My brother John, Grandma and Grandpa Church, me

Two families

and which one won

Nothing about families is simple. No, wrong: there’s a joy about the ‘all of us are here, we are back’ which begins a celebration, the joy of meeting and recognising and counting, the sense of completeness falling like balm: we’re home.

How I wish they could all be here now, Mum and Dad, Gees and Churches, the uncles and aunts, shrugging off scarves and coats, fussing and laughing and settling down; in both families, hugs and kisses. The dead are with us: Uncle Arthur palms a two-bob bit and smuggles it into my pocket, Aunty Eve takes both my hands in her ring-carbuncled fingers and offers the scented dust of her cheek, little Grandma Gee comes rocking towards me like a full-bosomed sea-legged sailor, dot and carry, dot and carry, all dimples, raising her hat to release a thin froth of curled white hair, but, suddenly fretful, calls, ‘Pa! Pa! will you hang this up?’ — her small navy head-hugging straw hat with the long pearl hatpin — but he is too busy crowing at my brother John, his beloved eldest grandson, ‘I’ll match you over 100 yards when you’re eighteen, boy! I’ll walk down the aisle at your wedding!’ All back from the grave, all home. Waves of laughter and tears crossing over.

But before that epiphany, if this was real life, there would be hours or days of preparation, negotiation, tension, not to mention shopping and bed-making and cooking, the rehearsing or erasing of half-forgotten fears and resentments, the burden of hope. Let everything be right, let everything be ready, what shall we tell them and not tell them? Don’t let us down.

And after the perfect moment of reunion, what then?

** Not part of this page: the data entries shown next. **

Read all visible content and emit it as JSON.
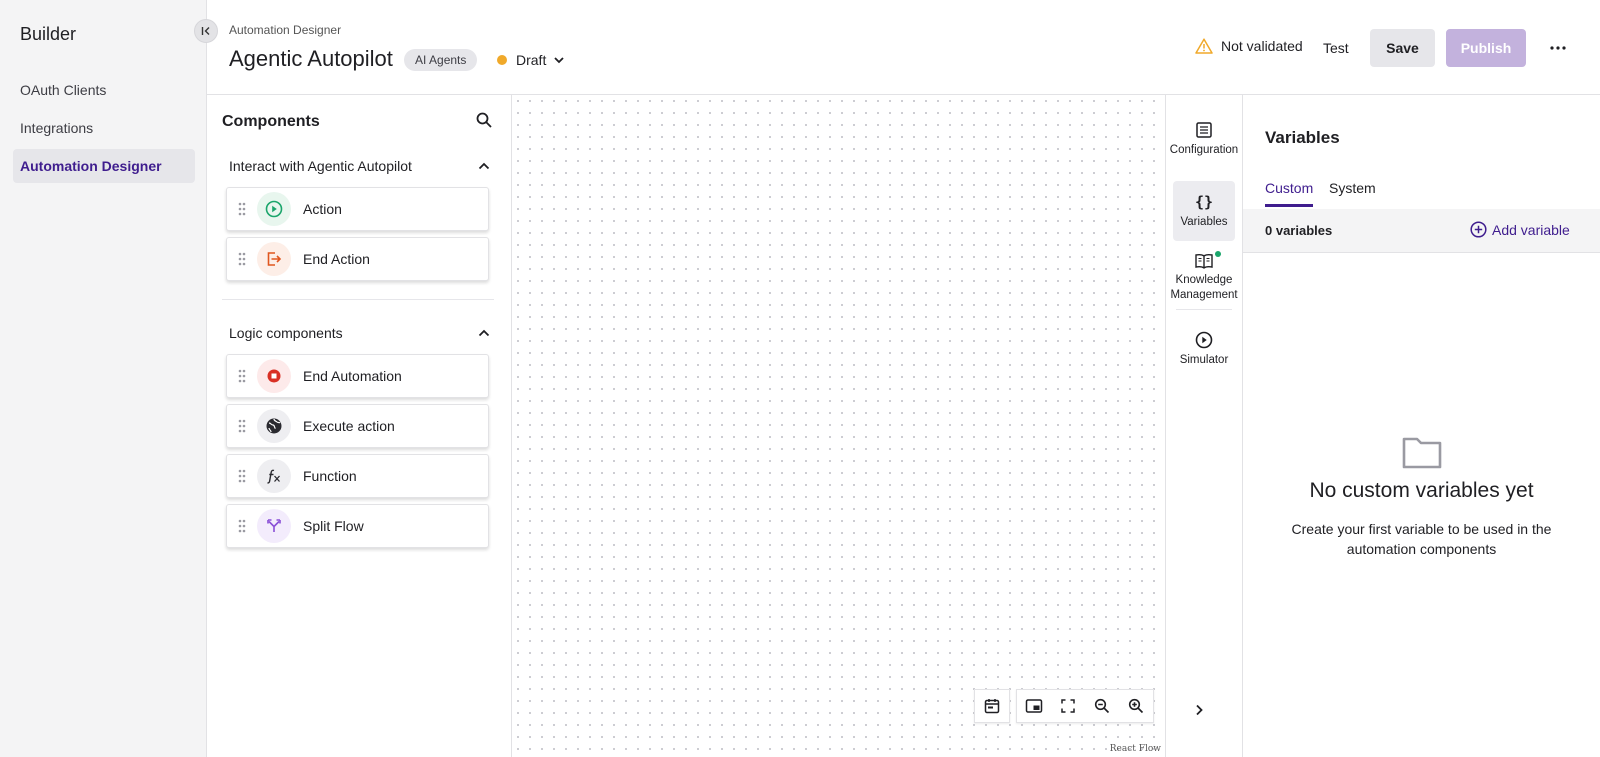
{
  "sidebar": {
    "brand": "Builder",
    "items": [
      {
        "label": "OAuth Clients"
      },
      {
        "label": "Integrations"
      },
      {
        "label": "Automation Designer",
        "active": true
      }
    ]
  },
  "header": {
    "breadcrumb": "Automation Designer",
    "title": "Agentic Autopilot",
    "chip": "AI Agents",
    "status": "Draft",
    "validation": "Not validated",
    "test_label": "Test",
    "save_label": "Save",
    "publish_label": "Publish"
  },
  "components": {
    "title": "Components",
    "sections": [
      {
        "title": "Interact with Agentic Autopilot",
        "items": [
          {
            "label": "Action",
            "icon": "play-circle-icon"
          },
          {
            "label": "End Action",
            "icon": "exit-icon"
          }
        ]
      },
      {
        "title": "Logic components",
        "items": [
          {
            "label": "End Automation",
            "icon": "stop-icon"
          },
          {
            "label": "Execute action",
            "icon": "globe-icon"
          },
          {
            "label": "Function",
            "icon": "function-icon"
          },
          {
            "label": "Split Flow",
            "icon": "split-icon"
          }
        ]
      }
    ]
  },
  "canvas": {
    "attribution": "React Flow"
  },
  "rail": {
    "items": [
      {
        "label": "Configuration"
      },
      {
        "label": "Variables",
        "active": true
      },
      {
        "label_line1": "Knowledge",
        "label_line2": "Management"
      },
      {
        "label": "Simulator"
      }
    ]
  },
  "variables": {
    "title": "Variables",
    "tabs": [
      {
        "label": "Custom",
        "active": true
      },
      {
        "label": "System"
      }
    ],
    "count": "0 variables",
    "add_label": "Add variable",
    "empty_title": "No custom variables yet",
    "empty_desc": "Create your first variable to be used in the automation components"
  },
  "colors": {
    "accent": "#3f1d8e",
    "publish_disabled": "#c3b2dd",
    "draft_dot": "#f0a92a",
    "warning": "#f0a92a",
    "action_icon": "#1aa56b",
    "end_action_icon": "#e0561f",
    "end_automation_icon": "#d93025",
    "split_icon": "#8a4fd6"
  }
}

I come from two different families, the Gees and the Churches. My parents’ given names both tell a story. My father’s was Victor Valentine Gee, quite a burdensome, aspirational one, expecting from the child who was born in 1914, the year the Great War broke out, exploits both martial and romantic. Vic was named for Valentine’s Day, the day he was born on, a secret softness he tried to keep from the oikish adolescents he taught. His initials were V V G, which meant Very Very Good when teachers put it on homework; his demands on himself and others were high.

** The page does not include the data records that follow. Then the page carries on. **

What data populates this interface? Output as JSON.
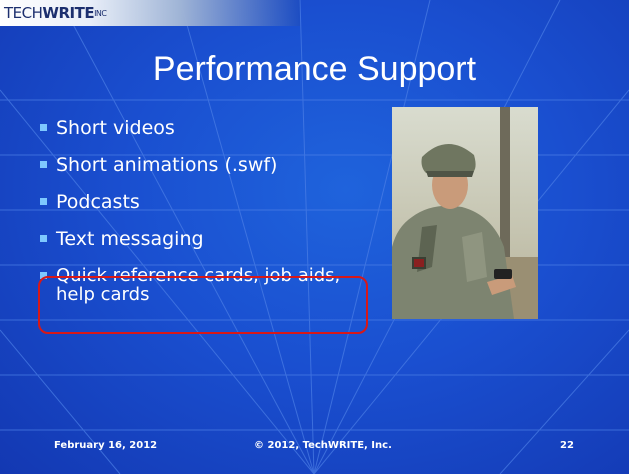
{
  "logo": {
    "prefix": "TECH",
    "bold": "WRITE",
    "suffix": "INC"
  },
  "title": "Performance Support",
  "bullets": [
    {
      "text": "Short videos"
    },
    {
      "text": "Short animations (.swf)"
    },
    {
      "text": "Podcasts"
    },
    {
      "text": "Text messaging"
    },
    {
      "text": "Quick reference cards, job aids, help cards"
    }
  ],
  "footer": {
    "date": "February 16, 2012",
    "copyright": "© 2012, TechWRITE, Inc.",
    "page": "22"
  },
  "colors": {
    "background": "#1a4fd0",
    "bullet": "#7ec8ff",
    "highlight": "#d81818",
    "text": "#ffffff"
  },
  "photo": {
    "subject": "soldier-using-mobile-phone"
  }
}
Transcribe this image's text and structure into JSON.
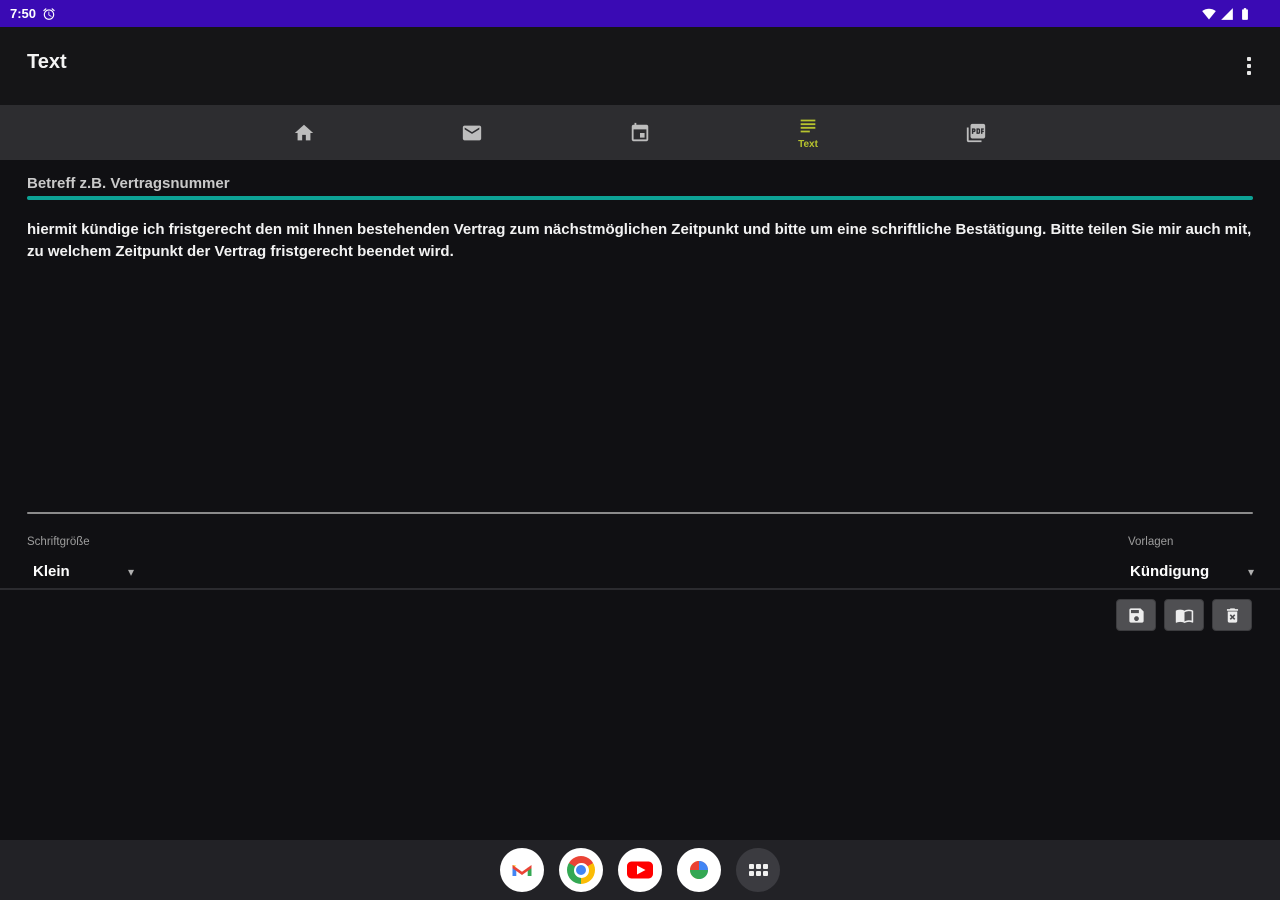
{
  "status_bar": {
    "time": "7:50",
    "icons": [
      "alarm-icon",
      "wifi-icon",
      "cellular-icon",
      "battery-icon"
    ]
  },
  "app_bar": {
    "title": "Text",
    "menu_icon": "kebab-menu-icon"
  },
  "tab_bar": {
    "tabs": [
      {
        "id": "home",
        "label": "",
        "active": false
      },
      {
        "id": "mail",
        "label": "",
        "active": false
      },
      {
        "id": "date",
        "label": "",
        "active": false
      },
      {
        "id": "text",
        "label": "Text",
        "active": true
      },
      {
        "id": "pdf",
        "label": "",
        "active": false
      }
    ]
  },
  "editor": {
    "subject_placeholder": "Betreff z.B. Vertragsnummer",
    "body": "hiermit kündige ich fristgerecht den mit Ihnen bestehenden Vertrag zum nächstmöglichen Zeitpunkt und bitte um eine schriftliche Bestätigung. Bitte teilen Sie mir auch mit, zu welchem Zeitpunkt der Vertrag fristgerecht beendet wird."
  },
  "controls": {
    "font_size": {
      "label": "Schriftgröße",
      "value": "Klein"
    },
    "templates": {
      "label": "Vorlagen",
      "value": "Kündigung"
    },
    "dropdown_arrow_glyph": "▾"
  },
  "action_buttons": [
    "save-icon",
    "book-icon",
    "delete-icon"
  ],
  "dock": {
    "apps": [
      "gmail",
      "chrome",
      "youtube",
      "photos"
    ],
    "all_apps": "app-drawer-button"
  },
  "colors": {
    "status_bar": "#3a0ab4",
    "accent_underline": "#0da295",
    "active_tab": "#b7c32e",
    "tab_bar_bg": "#2d2d30",
    "dock_bg": "#222226"
  }
}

The Gees were clever and had standards, an end terrace house in Wolverton, Bucks, which meant they were upper working-class, a giant metal roller for the grass leaning against the garden wall, crimson hollyhocks six foot tall, and upstanding moral convictions. Wolverton was a grid of nearly identical red-brick terraced houses with blue slate roofs, a Victorian ‘New Town’ expressly built by the London and Birmingham Railway Company in 1838 to house the men who built the trains. Vic’s father, my grandfather Walt, was a Labour man and trades union leader at ‘The Works’, supposedly a hero for turning down a large cash offer from the bosses to go over to management, a figure in the community, as he let me know one day: ‘They’ll never let me buy my own drinks, in the club,’ he said with a wink. That didn’t sound good to me. ‘Why not?’